Many of the interventions appear long-term and the ANC has made similar commitments in the past, but some are more immediate. While university students could protest soon against another round of fee increases, the NEC said the principle of no-fee increases should continue while discussions on the future of higher education funding continue. The ANC also said the Cabinet’s next meeting must “reprioritise” the budget to reflect the NDP and nine-point economic plan.

In response to the election results, ratings agencies cautioned that the ANC government could look to implement populist policies to win the electorate’s favour. The Treasury has not budgeted to cover the next round of tertiary fee increases. Mantashe provided little detail on how the Cabinet could alter the budget but said “it can’t be business as usual” and resources must be diverted.

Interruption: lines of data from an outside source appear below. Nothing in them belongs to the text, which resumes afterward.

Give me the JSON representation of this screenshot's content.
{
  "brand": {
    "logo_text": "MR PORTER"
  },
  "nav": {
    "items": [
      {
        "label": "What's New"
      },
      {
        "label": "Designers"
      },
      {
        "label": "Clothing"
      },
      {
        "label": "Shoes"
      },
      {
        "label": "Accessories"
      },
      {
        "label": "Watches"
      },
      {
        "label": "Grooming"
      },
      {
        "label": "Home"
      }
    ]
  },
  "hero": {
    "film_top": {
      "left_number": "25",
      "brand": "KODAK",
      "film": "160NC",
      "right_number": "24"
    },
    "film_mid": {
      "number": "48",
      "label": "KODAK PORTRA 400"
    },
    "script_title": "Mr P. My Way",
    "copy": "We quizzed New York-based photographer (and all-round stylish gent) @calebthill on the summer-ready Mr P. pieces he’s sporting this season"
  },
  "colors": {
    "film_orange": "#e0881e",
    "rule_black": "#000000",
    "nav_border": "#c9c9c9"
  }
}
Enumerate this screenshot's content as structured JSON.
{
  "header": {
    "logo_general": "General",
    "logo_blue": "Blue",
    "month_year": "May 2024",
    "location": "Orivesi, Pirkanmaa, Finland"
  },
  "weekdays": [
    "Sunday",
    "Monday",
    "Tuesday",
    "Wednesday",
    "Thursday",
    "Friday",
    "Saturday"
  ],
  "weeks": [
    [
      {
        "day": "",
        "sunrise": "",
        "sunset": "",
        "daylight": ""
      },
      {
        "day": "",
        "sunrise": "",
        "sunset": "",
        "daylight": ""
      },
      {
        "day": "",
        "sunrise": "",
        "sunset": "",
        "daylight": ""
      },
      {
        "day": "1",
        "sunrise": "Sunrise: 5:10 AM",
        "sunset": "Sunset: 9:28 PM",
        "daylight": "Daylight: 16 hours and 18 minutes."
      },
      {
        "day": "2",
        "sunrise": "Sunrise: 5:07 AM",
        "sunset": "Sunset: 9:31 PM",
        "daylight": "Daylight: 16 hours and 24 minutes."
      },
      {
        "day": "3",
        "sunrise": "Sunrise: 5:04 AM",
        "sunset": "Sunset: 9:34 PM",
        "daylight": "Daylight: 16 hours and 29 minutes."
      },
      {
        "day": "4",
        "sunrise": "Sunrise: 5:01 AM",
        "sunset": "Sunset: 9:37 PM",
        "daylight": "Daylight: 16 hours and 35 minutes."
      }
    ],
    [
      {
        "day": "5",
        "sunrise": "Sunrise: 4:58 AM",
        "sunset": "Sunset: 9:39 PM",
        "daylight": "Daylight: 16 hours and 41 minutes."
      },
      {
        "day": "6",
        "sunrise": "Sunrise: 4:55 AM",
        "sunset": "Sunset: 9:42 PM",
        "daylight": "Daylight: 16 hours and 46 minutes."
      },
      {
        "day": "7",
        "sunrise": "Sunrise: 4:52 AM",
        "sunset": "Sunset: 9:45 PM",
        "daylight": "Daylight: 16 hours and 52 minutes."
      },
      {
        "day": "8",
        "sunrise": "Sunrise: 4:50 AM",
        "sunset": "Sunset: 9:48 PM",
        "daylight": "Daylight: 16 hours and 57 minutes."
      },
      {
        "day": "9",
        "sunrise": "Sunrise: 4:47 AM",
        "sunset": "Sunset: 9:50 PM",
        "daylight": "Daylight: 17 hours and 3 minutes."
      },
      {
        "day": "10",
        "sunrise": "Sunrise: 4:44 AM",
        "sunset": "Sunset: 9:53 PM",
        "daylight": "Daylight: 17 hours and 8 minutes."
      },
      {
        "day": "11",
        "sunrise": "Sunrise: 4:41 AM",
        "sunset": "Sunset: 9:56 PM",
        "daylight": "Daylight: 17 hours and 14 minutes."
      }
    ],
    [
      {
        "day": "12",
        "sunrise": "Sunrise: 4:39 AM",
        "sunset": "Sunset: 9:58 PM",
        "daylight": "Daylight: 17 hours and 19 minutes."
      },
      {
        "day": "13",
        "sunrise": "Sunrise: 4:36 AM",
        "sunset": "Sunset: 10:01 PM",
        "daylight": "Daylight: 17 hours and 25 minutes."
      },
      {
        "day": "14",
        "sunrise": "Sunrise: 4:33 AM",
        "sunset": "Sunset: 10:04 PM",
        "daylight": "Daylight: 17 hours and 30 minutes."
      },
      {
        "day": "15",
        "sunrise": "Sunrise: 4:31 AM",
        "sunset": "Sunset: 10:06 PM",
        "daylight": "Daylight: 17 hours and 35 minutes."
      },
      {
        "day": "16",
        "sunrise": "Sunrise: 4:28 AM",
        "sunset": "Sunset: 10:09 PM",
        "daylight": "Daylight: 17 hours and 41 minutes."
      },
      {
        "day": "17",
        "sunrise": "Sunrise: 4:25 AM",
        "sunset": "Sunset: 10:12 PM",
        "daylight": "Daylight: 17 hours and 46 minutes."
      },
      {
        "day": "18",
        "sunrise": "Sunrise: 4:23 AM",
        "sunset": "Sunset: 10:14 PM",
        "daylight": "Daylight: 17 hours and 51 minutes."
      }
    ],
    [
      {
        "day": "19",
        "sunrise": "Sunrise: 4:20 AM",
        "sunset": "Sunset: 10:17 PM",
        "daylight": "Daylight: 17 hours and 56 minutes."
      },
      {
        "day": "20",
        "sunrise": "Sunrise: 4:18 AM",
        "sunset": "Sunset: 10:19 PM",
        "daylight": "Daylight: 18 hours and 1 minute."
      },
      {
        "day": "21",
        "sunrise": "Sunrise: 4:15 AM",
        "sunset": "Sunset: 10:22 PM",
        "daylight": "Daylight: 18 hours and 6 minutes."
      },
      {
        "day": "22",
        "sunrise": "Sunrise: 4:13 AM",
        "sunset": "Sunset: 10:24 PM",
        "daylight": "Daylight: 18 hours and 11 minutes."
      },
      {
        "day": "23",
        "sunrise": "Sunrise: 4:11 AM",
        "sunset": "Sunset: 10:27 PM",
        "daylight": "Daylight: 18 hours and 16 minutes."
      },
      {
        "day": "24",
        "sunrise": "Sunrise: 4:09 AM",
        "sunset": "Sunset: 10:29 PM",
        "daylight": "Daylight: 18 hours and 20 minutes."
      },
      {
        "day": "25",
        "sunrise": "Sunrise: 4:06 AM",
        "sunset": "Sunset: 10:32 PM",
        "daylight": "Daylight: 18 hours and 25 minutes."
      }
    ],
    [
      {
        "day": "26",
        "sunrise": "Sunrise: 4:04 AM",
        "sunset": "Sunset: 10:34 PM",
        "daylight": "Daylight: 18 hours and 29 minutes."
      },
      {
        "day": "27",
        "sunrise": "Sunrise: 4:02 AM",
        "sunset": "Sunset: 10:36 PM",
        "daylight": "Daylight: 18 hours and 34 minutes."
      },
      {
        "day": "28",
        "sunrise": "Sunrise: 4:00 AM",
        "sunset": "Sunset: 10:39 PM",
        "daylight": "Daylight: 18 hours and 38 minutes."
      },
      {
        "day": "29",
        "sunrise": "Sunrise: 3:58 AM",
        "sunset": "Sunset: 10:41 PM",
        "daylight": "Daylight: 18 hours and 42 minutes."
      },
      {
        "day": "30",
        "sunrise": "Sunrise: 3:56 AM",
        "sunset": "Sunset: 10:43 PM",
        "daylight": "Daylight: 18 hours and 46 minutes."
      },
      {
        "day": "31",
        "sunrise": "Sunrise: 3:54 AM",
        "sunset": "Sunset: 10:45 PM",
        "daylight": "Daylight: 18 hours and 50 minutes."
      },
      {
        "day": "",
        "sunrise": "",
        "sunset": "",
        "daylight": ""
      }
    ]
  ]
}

The secretary-general was questioned on how the party would tackle issues of factionalism, corruption and problems in SOEs but offered few details. The ANC will deal with “factional behaviour”, look at how it addresses corruption and the public’s perception of corruption, and target at key issues at SOEs that have caused panic, like Eskom’s announcement on independent power producers. The NEC produced a more detailed document to work on its plans and will further survey the public to understand the poor performance, Mantashe said.

Much of the speculation on who might foot the blame for the ANC’s performance has revolved around President Jacob Zuma, but Mantashe said there were no calls for the party leader to resign.

The debate was: should we blame one person for the performance of the ANC? Where was this leadership collective?” he said, citing the party’s repeated commitments to collective decision making. “Not only the top six, the national executive committee of the ANC is taking responsibility for the poor performance in the elections.”

While the NEC met over the weekend, the ANC continued discussions with opposition parties in the hope of forming coalition governments in hung councils. “It’s almost an impossible task,” said Mantashe, who is among the NEC members who have been involved in coalition talks, “everyone wants a pound of flesh.”

No party won an outright majority in metros such as Johannesburg, Tshwane, Nelson Mandela Bay and Ekurhuleni, as well as other councils around the country, and the ANC is in negotiations with other parties in the hope of forming a government. It has met with the EFF, which could determine the leader in a number of metros, and is talking to the African Independent Congress (AIC) about forming a national coalition.

Mantashe said only when councils elect a leader will we know who will govern the hung municipalities. The DA, he said, has been premature in acting as if it will govern in Johannesburg and Nelson Mandela Bay. City Press has however reported that talks between the DA and EFF could see the Fighters supporting the DA in Johannesburg and Tshwane. The DA remains well placed to take Nelson Mandela Bay, needing only four seats, two of which are likely to come from the UDM and another two from other smaller parties. With the support of the AIC, the ANC will probably take Ekurhuleni. DM

Photo of ANC Secretary-general Gwede Mantashe by Greg Nicolson.